Purpose: Adipocytokines may provide a link between metabolic syndrome, inflammation and cardiovascular disorder in non-alcoholic fatty liver disease (NAFLD) patients. We investigated whether NAFLD is associated with fat produced hormones and if this relation can affect the impaired endothelial structure and function.

Methods: We studied 34 patients (age 55 ± 13 years, 20M) with biopsy evidence of NAFLD, and 34 control subjects adjusted for classical risk factors. The changes in the diameter of the brachial artery were measured in response to reactive hyperemia and nitroglycerin. Mean IMT of common carotid arteries and carotid-femoral PWV were determined as markers of atherosclerosis and aortic stiffness respectively. Adipocytokines were measured by ELISA kit.
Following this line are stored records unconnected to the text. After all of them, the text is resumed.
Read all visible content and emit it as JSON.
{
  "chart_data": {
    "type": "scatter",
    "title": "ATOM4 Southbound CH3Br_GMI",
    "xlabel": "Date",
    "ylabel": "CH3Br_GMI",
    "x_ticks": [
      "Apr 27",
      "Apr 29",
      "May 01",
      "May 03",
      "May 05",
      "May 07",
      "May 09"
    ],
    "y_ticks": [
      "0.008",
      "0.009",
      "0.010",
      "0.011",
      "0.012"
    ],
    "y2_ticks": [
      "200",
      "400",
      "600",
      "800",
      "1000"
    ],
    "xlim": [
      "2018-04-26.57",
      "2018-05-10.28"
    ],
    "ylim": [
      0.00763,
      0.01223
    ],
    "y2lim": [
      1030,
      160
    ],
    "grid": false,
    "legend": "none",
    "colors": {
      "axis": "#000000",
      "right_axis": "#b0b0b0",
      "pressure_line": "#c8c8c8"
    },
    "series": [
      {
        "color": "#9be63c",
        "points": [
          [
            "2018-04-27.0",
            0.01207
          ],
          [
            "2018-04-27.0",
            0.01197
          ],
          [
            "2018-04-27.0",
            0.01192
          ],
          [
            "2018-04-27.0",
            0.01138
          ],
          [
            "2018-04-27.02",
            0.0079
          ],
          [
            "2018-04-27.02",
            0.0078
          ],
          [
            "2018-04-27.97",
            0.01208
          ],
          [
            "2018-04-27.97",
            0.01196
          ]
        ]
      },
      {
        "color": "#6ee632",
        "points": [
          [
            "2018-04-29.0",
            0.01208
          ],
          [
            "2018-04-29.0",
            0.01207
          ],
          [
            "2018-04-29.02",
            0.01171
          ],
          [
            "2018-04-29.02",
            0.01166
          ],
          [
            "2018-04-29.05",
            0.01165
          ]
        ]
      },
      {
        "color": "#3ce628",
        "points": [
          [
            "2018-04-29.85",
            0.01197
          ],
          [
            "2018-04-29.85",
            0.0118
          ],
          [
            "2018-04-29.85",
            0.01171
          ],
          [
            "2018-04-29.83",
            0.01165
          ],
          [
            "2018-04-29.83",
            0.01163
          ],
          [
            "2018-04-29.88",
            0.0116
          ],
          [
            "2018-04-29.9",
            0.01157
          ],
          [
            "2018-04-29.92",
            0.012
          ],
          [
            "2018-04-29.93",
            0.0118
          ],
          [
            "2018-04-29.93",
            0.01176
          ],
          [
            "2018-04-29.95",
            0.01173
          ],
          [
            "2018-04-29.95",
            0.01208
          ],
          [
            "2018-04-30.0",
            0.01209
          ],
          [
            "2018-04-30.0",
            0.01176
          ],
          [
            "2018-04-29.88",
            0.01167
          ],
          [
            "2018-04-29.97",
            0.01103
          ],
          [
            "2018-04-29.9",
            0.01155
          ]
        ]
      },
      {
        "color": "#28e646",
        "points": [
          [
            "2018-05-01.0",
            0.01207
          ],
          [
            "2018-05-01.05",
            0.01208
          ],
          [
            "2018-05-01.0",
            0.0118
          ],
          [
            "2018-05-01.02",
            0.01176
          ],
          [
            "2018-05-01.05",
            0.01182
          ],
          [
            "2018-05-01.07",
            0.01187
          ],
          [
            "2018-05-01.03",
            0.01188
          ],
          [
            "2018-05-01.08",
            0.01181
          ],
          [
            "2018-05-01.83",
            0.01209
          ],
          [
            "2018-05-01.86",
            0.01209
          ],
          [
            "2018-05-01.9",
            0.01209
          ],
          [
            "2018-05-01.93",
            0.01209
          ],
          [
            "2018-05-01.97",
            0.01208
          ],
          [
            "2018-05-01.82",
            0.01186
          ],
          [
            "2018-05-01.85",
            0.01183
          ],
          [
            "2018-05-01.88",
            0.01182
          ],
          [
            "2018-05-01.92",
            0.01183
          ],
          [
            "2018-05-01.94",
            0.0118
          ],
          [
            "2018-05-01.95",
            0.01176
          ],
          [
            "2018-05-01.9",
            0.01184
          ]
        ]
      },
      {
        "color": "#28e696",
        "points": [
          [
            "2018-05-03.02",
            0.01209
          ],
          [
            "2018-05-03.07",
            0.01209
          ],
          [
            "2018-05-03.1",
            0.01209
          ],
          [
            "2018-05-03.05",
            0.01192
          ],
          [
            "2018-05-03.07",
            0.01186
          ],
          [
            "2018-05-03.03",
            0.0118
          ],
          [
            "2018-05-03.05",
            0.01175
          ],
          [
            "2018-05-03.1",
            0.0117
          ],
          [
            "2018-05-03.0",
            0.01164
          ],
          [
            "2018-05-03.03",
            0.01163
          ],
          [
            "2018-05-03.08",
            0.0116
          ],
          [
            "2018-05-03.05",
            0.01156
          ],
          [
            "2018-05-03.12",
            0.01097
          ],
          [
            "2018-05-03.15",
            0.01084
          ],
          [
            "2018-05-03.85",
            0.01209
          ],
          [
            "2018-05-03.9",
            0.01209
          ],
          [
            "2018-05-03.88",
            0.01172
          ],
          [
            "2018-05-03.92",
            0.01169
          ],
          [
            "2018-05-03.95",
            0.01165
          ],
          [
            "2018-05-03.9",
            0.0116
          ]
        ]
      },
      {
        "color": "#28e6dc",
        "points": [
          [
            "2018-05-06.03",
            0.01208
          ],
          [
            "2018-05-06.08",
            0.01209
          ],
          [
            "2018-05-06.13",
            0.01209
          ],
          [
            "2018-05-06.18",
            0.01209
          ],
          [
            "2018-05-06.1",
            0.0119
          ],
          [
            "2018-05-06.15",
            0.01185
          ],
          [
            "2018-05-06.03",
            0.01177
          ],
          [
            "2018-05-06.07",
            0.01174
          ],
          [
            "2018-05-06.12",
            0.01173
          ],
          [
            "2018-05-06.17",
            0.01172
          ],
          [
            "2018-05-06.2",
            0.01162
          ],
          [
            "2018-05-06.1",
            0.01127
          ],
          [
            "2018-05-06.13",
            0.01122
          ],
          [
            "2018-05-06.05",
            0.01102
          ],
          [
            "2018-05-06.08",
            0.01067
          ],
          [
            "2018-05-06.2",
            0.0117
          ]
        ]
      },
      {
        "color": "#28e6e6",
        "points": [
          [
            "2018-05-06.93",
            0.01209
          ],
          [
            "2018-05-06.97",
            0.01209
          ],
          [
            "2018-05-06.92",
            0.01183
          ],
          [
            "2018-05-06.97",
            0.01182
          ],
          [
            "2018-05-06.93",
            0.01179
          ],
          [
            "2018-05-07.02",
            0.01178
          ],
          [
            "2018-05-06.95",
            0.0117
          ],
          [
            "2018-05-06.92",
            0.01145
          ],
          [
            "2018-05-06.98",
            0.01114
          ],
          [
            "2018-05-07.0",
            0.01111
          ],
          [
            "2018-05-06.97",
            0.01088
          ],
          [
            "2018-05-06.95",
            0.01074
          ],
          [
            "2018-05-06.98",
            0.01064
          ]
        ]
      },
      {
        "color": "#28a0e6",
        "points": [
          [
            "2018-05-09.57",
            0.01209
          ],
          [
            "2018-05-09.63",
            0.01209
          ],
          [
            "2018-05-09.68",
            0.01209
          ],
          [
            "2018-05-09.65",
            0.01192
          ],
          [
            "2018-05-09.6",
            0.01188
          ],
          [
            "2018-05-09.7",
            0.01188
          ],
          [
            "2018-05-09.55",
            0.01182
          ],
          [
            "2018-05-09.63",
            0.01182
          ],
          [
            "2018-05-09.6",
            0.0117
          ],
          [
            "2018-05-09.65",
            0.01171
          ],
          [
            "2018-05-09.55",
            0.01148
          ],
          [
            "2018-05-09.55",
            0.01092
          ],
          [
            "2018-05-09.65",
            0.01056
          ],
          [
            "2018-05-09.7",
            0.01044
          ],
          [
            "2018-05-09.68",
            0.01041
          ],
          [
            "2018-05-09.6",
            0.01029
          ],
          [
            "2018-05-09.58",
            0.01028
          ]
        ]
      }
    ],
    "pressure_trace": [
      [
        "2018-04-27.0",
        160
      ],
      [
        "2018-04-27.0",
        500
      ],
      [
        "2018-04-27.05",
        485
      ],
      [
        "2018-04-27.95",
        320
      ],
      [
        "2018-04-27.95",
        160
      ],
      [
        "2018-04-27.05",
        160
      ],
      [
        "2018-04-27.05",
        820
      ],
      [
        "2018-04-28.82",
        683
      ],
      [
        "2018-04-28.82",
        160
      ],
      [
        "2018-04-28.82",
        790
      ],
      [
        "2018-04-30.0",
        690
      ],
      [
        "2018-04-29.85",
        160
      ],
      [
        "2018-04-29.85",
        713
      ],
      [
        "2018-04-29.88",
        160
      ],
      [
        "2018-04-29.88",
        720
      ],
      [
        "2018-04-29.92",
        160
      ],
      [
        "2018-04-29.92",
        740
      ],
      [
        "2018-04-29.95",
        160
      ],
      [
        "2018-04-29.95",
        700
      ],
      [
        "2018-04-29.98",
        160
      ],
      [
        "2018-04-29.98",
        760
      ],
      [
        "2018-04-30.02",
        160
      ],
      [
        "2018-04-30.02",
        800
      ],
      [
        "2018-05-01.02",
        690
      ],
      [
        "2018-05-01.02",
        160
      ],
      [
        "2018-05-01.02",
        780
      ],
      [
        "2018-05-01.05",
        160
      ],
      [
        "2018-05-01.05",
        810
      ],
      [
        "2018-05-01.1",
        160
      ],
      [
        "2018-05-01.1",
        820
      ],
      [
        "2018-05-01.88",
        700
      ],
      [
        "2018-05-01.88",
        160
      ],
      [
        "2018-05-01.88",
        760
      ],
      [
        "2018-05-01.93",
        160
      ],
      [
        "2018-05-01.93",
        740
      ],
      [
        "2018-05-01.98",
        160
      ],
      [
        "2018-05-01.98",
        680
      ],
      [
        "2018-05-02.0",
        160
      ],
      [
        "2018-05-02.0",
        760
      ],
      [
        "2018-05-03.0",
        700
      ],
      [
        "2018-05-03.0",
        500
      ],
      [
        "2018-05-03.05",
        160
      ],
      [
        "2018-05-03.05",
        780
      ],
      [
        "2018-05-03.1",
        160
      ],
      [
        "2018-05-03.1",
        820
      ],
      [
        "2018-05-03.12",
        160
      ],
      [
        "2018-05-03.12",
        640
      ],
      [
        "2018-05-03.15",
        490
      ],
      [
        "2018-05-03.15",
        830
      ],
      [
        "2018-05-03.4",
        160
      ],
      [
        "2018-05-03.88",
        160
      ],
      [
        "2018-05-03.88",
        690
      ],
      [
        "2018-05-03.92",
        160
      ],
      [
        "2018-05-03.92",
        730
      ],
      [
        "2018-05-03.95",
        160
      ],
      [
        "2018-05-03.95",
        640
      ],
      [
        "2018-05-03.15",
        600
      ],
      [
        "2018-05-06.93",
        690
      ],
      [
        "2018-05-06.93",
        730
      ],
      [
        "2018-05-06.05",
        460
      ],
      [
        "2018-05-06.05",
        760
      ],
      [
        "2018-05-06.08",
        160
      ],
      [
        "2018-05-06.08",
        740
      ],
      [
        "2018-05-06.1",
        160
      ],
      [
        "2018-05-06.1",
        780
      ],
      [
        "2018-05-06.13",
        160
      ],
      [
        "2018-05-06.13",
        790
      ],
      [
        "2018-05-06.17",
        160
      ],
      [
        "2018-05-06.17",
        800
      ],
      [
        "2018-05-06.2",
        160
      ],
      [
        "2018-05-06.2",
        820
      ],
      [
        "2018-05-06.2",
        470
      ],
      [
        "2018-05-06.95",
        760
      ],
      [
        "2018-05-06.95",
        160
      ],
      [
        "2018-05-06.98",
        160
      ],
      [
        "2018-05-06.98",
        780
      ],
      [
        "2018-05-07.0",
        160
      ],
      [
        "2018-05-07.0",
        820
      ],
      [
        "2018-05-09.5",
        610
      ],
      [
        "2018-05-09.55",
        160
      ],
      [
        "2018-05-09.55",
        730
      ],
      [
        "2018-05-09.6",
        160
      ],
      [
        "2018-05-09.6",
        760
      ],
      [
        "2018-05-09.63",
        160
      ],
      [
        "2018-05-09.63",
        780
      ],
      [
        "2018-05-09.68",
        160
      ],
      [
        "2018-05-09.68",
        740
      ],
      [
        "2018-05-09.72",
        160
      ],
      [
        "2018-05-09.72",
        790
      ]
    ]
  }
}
Results: NAFLD subjects had significantly reduced flow-mediated vasodilation (1.1 ± 1.9% vs 4.3± 3%, p<0.05), and mean value of carotid IMT (0.98 ± 0.3 vs 0.77 ± 0.2 mm, p<0.05) and PWV (8.4 ± 1.6 vs 7.3 ± 1.7 m/s, p<0.01) were increased compared to controls. NAFLD subjects had increased levels of leptin (21.81± ng/ml vs 12.12 ± 10 ng/ml, p<0.01), and resistin (5.174 ± 1.6 ng/ml vs 3.5 ± 1.28 ng/ml, p<0.01) and reduced levels of adiponectin (7.96 ± 5.19 μg/ml vs 13.17 ± 12.4 μg/ml, p<0.05) compared to controls. After adjustment for confounding factors, resistin levels were independently associated with impaired endothelial function (p<0.05, t=7.53, coefficient st=0.883) and leptin levels were independently associated with the increased mean IMT (p<0.01, t=6.92, coefficient st=0.888), and PWV (p< 0.05, t=2.258, coefficient st=0.32) in NAFLD patients.

Conclusion: Although the initiating events that trigger the development of atherosclerosis in NAFLD patients cannot be ascertained, the role of adipocytokines may identify a potential basis.